Conclusions on Mathematics Education from 1945 to 1998

BACK TO THE MATH HOMEPAGE

     It's rather difficult to say just how much has really changed in the last half decade of math education.  While attempts to progress and apply innovations to the field have been frequent, they have been met with only partial success.  The elementary teacher's lack of foundation in math has surely impeded the advancement of math education, and future directions in mathematics should bear this in mind.

     The history of math education reflects this slow pace of change.  While math educators have recognized new directions in mathematics as having to be palatable for the classroom teacher, meaningful approaches to this end were slow in developing.  Even through shifts in math education thinking, our interviews are demonstrative of the fact that teachers always approach the subject matter from their own perspective.  Often this frame of reference for mathematics emerged from the teachers' personal experiences as students.

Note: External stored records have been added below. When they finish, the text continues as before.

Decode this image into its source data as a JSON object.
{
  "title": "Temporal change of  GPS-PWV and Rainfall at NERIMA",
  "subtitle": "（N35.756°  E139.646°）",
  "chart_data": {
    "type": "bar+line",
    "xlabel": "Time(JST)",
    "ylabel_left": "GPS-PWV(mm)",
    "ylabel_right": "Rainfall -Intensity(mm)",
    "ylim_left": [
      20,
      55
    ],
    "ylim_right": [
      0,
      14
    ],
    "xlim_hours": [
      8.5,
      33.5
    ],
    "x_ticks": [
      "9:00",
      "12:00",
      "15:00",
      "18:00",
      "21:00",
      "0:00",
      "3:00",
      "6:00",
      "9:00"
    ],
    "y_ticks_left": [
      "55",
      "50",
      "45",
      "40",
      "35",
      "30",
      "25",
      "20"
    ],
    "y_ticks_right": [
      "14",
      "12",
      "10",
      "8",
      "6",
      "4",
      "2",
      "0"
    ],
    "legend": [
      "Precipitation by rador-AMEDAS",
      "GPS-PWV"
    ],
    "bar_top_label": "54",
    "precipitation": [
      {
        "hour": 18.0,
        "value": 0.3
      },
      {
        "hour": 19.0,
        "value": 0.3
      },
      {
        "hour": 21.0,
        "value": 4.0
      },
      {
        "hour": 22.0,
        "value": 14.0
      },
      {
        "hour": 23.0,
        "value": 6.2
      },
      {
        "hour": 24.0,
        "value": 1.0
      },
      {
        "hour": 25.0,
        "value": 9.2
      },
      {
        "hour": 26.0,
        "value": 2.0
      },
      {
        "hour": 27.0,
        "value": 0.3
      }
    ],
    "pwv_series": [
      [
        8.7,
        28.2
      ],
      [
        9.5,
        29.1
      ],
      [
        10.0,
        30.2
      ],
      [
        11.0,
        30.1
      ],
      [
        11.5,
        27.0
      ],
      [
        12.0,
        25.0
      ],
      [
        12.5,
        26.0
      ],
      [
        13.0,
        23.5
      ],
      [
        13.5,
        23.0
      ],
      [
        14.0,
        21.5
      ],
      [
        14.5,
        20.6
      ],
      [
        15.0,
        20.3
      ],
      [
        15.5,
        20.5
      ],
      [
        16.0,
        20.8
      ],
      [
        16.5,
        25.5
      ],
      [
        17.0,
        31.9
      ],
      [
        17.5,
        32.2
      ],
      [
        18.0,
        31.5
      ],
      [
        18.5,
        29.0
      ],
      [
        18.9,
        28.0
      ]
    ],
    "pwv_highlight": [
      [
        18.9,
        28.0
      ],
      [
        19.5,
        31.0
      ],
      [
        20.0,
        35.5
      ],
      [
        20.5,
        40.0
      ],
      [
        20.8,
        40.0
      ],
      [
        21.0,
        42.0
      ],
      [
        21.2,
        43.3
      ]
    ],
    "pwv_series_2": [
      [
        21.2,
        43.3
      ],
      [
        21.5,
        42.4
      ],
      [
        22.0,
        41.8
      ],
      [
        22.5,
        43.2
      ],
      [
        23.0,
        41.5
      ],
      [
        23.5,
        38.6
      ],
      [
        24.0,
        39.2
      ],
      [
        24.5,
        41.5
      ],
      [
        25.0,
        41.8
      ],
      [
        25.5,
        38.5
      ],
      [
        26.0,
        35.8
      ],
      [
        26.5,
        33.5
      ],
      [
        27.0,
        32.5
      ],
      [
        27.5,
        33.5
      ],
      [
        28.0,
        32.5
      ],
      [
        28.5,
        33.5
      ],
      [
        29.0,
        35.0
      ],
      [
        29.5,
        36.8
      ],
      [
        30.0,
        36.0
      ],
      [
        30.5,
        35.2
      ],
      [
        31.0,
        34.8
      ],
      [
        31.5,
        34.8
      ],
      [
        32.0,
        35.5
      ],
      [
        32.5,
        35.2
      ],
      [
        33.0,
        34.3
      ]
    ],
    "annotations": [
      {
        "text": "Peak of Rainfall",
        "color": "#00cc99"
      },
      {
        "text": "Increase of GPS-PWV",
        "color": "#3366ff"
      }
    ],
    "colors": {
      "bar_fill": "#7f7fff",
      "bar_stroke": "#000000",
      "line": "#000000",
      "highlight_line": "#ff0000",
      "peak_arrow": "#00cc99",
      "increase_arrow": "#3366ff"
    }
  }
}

     Textbooks have also shown the progression of math education, often lending themselves to pedagogical practice, becoming profoundly valuable teachers' aids.  With greater demands on teachers to teach more complicated and conceptual mathematics, however, the textbook as the panacea for teachers is a remnant of a bygone era.  The future for elementary math teachers, then, is unclear.

     It seems that curriculum is one of the few areas that fails to recognize some teachers' difficulties with mathematics.  The new demanding math curriculum, with a lack of supplementary documentation and in-service support may very well meet the same end as other curricula, where lofty objectives are never fully realized.  Perhaps future math educators will heed the warnings of history, and focus on mathematics for elementary teachers in a new way, where teachers will be able to teach with comfort, and students able to learn to meet the expectations of the coming age.